Companies building this orchestration layer well are starting to resemble financial trading systems more than microservice operators: every routing decision priced, every path with its own P&L, every tenant on a metered budget.

What Enterprise Leaders Should Do Now

Four moves separate the companies that will still have margin in 24 months from those that won't:

  1. Make inference cost a first-class metric. Track it per-feature, per-tenant, per-query class — the same discipline applied to cloud cost in the mid-2010s.
  2. Budget like a media buyer. Set cost-per-thousand-queries ceilings per feature. Cap them. Alert on overruns. Engineering won't enforce this on its own.
  3. Treat the router as core infrastructure. It is the new load balancer — not an optimization to revisit later.
  4. Audit prompts quarterly. A 4,000-token system prompt that grew organically over six months is a six-figure bill in slow motion. Most teams have never read their own production prompts end to end.

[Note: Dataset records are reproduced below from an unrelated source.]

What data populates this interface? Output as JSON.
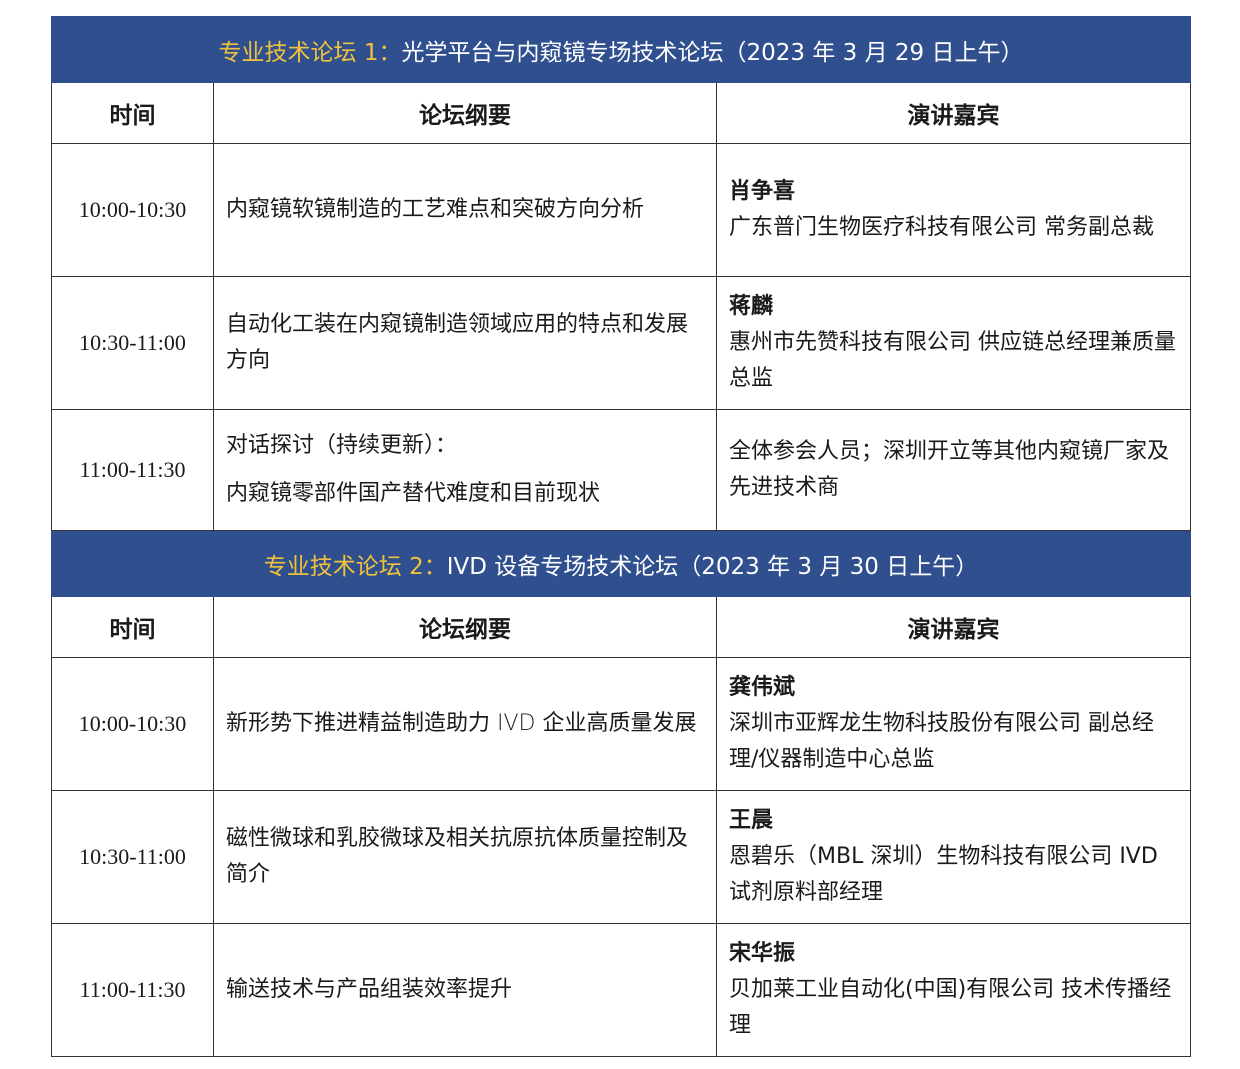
{
  "forums": [
    {
      "banner_lead": "专业技术论坛 1：",
      "banner_title": "光学平台与内窥镜专场技术论坛（2023 年 3 月 29 日上午）",
      "headers": [
        "时间",
        "论坛纲要",
        "演讲嘉宾"
      ],
      "sessions": [
        {
          "time": "10:00-10:30",
          "topic": "内窥镜软镜制造的工艺难点和突破方向分析",
          "speaker_name": "肖争喜",
          "speaker_org": "广东普门生物医疗科技有限公司  常务副总裁"
        },
        {
          "time": "10:30-11:00",
          "topic": "自动化工装在内窥镜制造领域应用的特点和发展方向",
          "speaker_name": "蒋麟",
          "speaker_org": "惠州市先赞科技有限公司  供应链总经理兼质量总监"
        },
        {
          "time": "11:00-11:30",
          "topic_line1": "对话探讨（持续更新）：",
          "topic_line2": "内窥镜零部件国产替代难度和目前现状",
          "speaker_org": "全体参会人员；深圳开立等其他内窥镜厂家及先进技术商"
        }
      ]
    },
    {
      "banner_lead": "专业技术论坛 2：",
      "banner_title": "IVD 设备专场技术论坛（2023 年 3 月 30 日上午）",
      "headers": [
        "时间",
        "论坛纲要",
        "演讲嘉宾"
      ],
      "sessions": [
        {
          "time": "10:00-10:30",
          "topic": "新形势下推进精益制造助力 IVD 企业高质量发展",
          "speaker_name": "龚伟斌",
          "speaker_org": "深圳市亚辉龙生物科技股份有限公司  副总经理/仪器制造中心总监"
        },
        {
          "time": "10:30-11:00",
          "topic": "磁性微球和乳胶微球及相关抗原抗体质量控制及简介",
          "speaker_name": "王晨",
          "speaker_org": "恩碧乐（MBL 深圳）生物科技有限公司 IVD 试剂原料部经理"
        },
        {
          "time": "11:00-11:30",
          "topic": "输送技术与产品组装效率提升",
          "speaker_name": "宋华振",
          "speaker_org": "贝加莱工业自动化(中国)有限公司  技术传播经理"
        }
      ]
    }
  ],
  "colors": {
    "banner_bg": "#2f4f8f",
    "banner_lead": "#f0c23c",
    "banner_text": "#ffffff"
  }
}
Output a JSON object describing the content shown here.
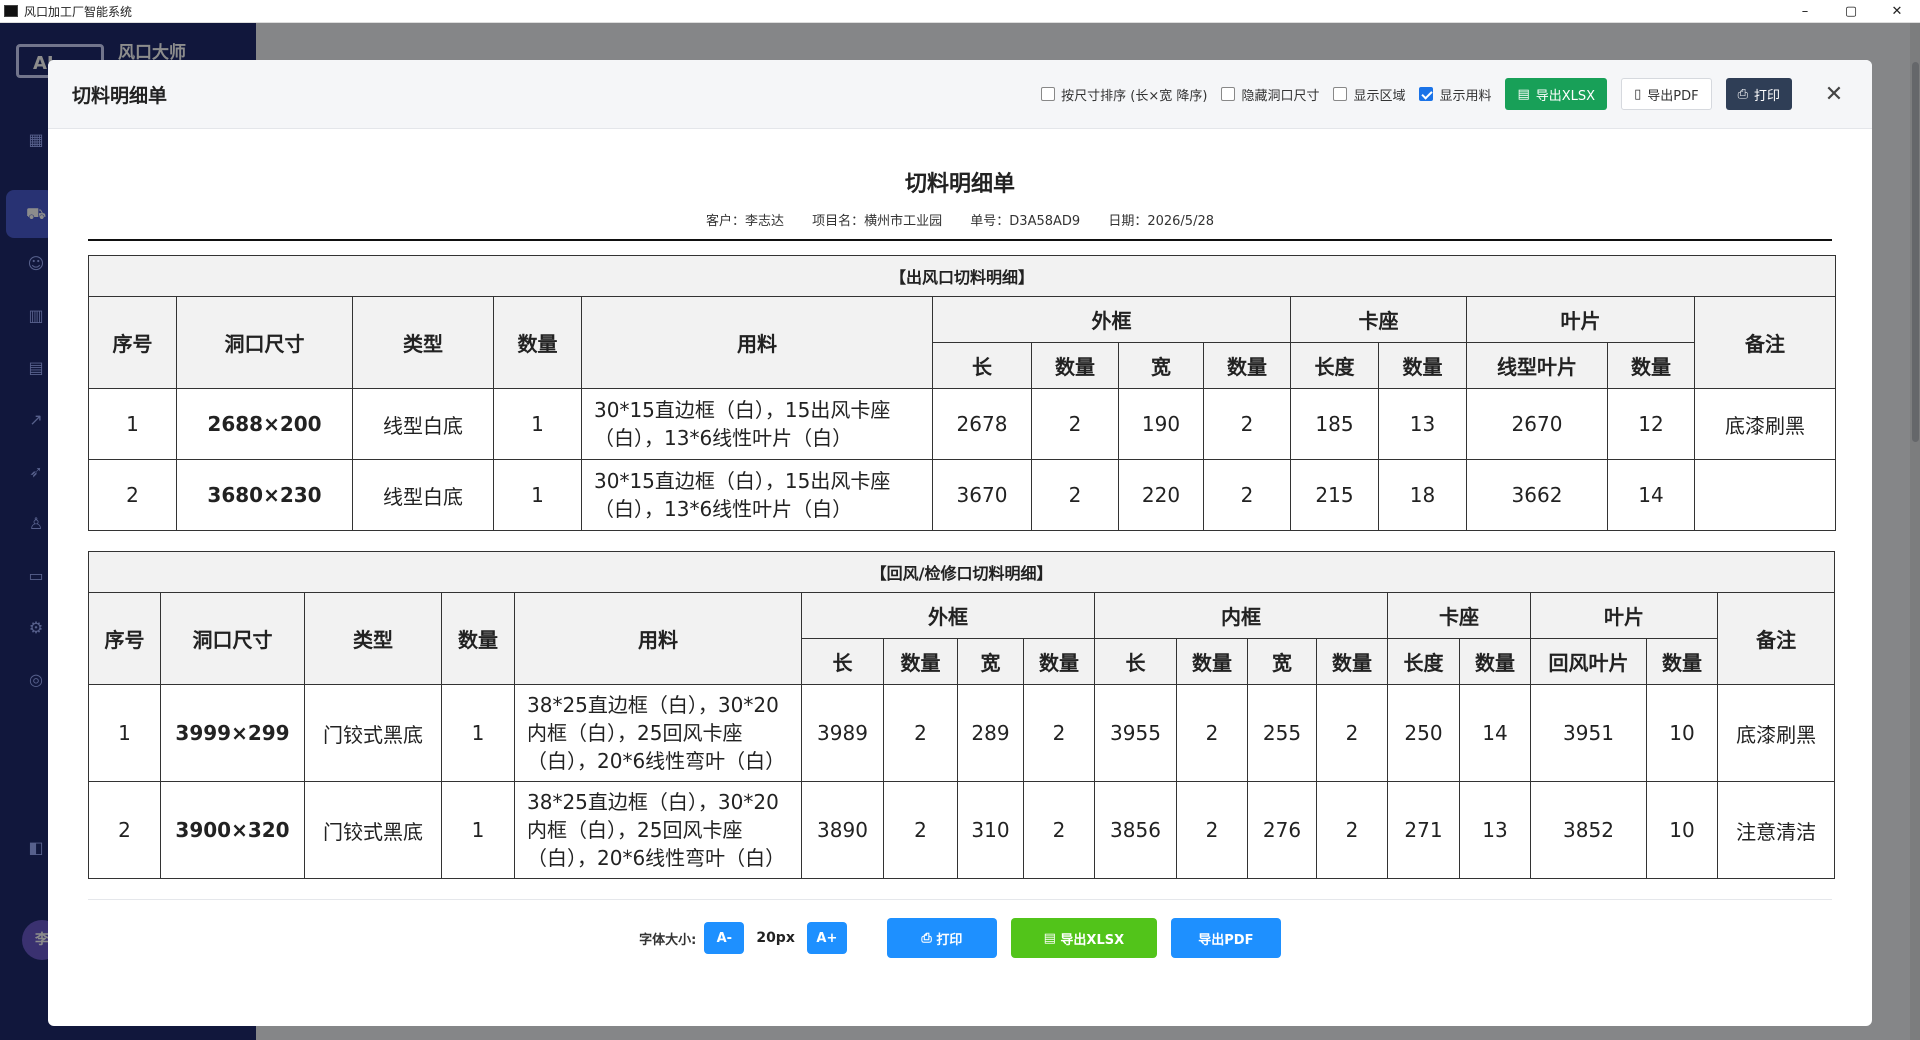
{
  "window": {
    "title": "风口加工厂智能系统",
    "minimize": "–",
    "maximize": "▢",
    "close": "✕"
  },
  "app": {
    "logo_text": "AI",
    "name": "风口大师",
    "avatar": "李"
  },
  "modal": {
    "title": "切料明细单",
    "options": [
      {
        "label": "按尺寸排序 (长×宽 降序)",
        "checked": false
      },
      {
        "label": "隐藏洞口尺寸",
        "checked": false
      },
      {
        "label": "显示区域",
        "checked": false
      },
      {
        "label": "显示用料",
        "checked": true
      }
    ],
    "btn_xlsx": "导出XLSX",
    "btn_pdf": "导出PDF",
    "btn_print": "打印",
    "close": "✕"
  },
  "doc": {
    "title": "切料明细单",
    "customer": "客户：李志达",
    "project": "项目名：横州市工业园",
    "order_no": "单号：D3A58AD9",
    "date": "日期：2026/5/28"
  },
  "table1": {
    "section": "【出风口切料明细】",
    "h": {
      "seq": "序号",
      "size": "洞口尺寸",
      "type": "类型",
      "qty": "数量",
      "material": "用料",
      "frame": "外框",
      "clip": "卡座",
      "blade": "叶片",
      "remark": "备注",
      "len": "长",
      "cnt": "数量",
      "wid": "宽",
      "length": "长度",
      "line_blade": "线型叶片"
    },
    "rows": [
      {
        "seq": "1",
        "size": "2688×200",
        "type": "线型白底",
        "qty": "1",
        "material": "30*15直边框（白），15出风卡座（白），13*6线性叶片（白）",
        "f_len": "2678",
        "f_n1": "2",
        "f_wid": "190",
        "f_n2": "2",
        "c_len": "185",
        "c_n": "13",
        "b_len": "2670",
        "b_n": "12",
        "remark": "底漆刷黑"
      },
      {
        "seq": "2",
        "size": "3680×230",
        "type": "线型白底",
        "qty": "1",
        "material": "30*15直边框（白），15出风卡座（白），13*6线性叶片（白）",
        "f_len": "3670",
        "f_n1": "2",
        "f_wid": "220",
        "f_n2": "2",
        "c_len": "215",
        "c_n": "18",
        "b_len": "3662",
        "b_n": "14",
        "remark": ""
      }
    ]
  },
  "table2": {
    "section": "【回风/检修口切料明细】",
    "h": {
      "seq": "序号",
      "size": "洞口尺寸",
      "type": "类型",
      "qty": "数量",
      "material": "用料",
      "frame": "外框",
      "inner": "内框",
      "clip": "卡座",
      "blade": "叶片",
      "remark": "备注",
      "len": "长",
      "cnt": "数量",
      "wid": "宽",
      "length": "长度",
      "return_blade": "回风叶片"
    },
    "rows": [
      {
        "seq": "1",
        "size": "3999×299",
        "type": "门铰式黑底",
        "qty": "1",
        "material": "38*25直边框（白），30*20内框（白），25回风卡座（白），20*6线性弯叶（白）",
        "f_len": "3989",
        "f_n1": "2",
        "f_wid": "289",
        "f_n2": "2",
        "i_len": "3955",
        "i_n1": "2",
        "i_wid": "255",
        "i_n2": "2",
        "c_len": "250",
        "c_n": "14",
        "b_len": "3951",
        "b_n": "10",
        "remark": "底漆刷黑"
      },
      {
        "seq": "2",
        "size": "3900×320",
        "type": "门铰式黑底",
        "qty": "1",
        "material": "38*25直边框（白），30*20内框（白），25回风卡座（白），20*6线性弯叶（白）",
        "f_len": "3890",
        "f_n1": "2",
        "f_wid": "310",
        "f_n2": "2",
        "i_len": "3856",
        "i_n1": "2",
        "i_wid": "276",
        "i_n2": "2",
        "c_len": "271",
        "c_n": "13",
        "b_len": "3852",
        "b_n": "10",
        "remark": "注意清洁"
      }
    ]
  },
  "footer": {
    "font_label": "字体大小:",
    "dec": "A-",
    "font_value": "20px",
    "inc": "A+",
    "print": "打印",
    "xlsx": "导出XLSX",
    "pdf": "导出PDF"
  }
}
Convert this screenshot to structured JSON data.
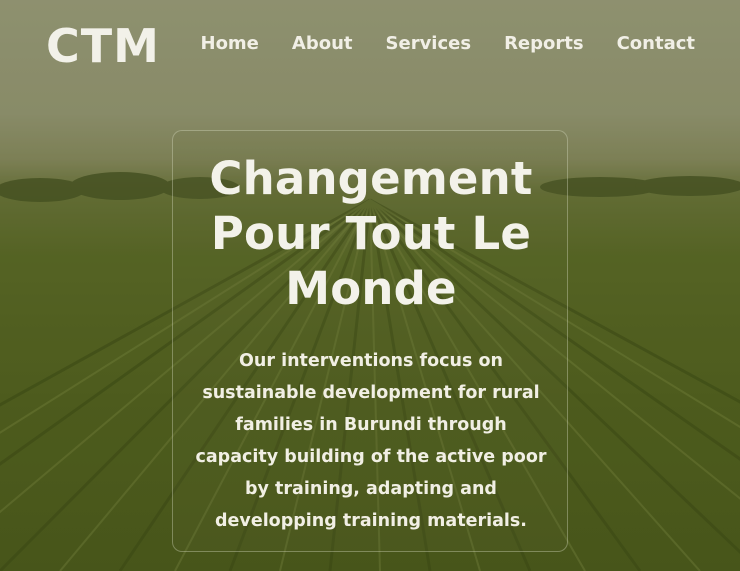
{
  "header": {
    "logo": "CTM",
    "nav": [
      {
        "label": "Home"
      },
      {
        "label": "About"
      },
      {
        "label": "Services"
      },
      {
        "label": "Reports"
      },
      {
        "label": "Contact"
      }
    ]
  },
  "hero": {
    "title": "Changement Pour Tout Le Monde",
    "description": "Our interventions focus on sustainable development for rural families in Burundi through capacity building of the active poor by training, adapting and developping training materials."
  },
  "colors": {
    "text": "#f2f1e9",
    "overlay": "#6b7340",
    "field": "#56661f"
  }
}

One additional lever: negotiate volume commits early. Frontier-model vendors now offer reserved-instance-style prepaid commits at substantial discounts. List price is the worst price available.

The strategic implication isn't simply that AI is expensive. It's that the dominant business model assumed by most AI-native company plans does not survive contact with agentic workloads — and price cuts from DeepSeek or anyone else don't change that underlying architecture.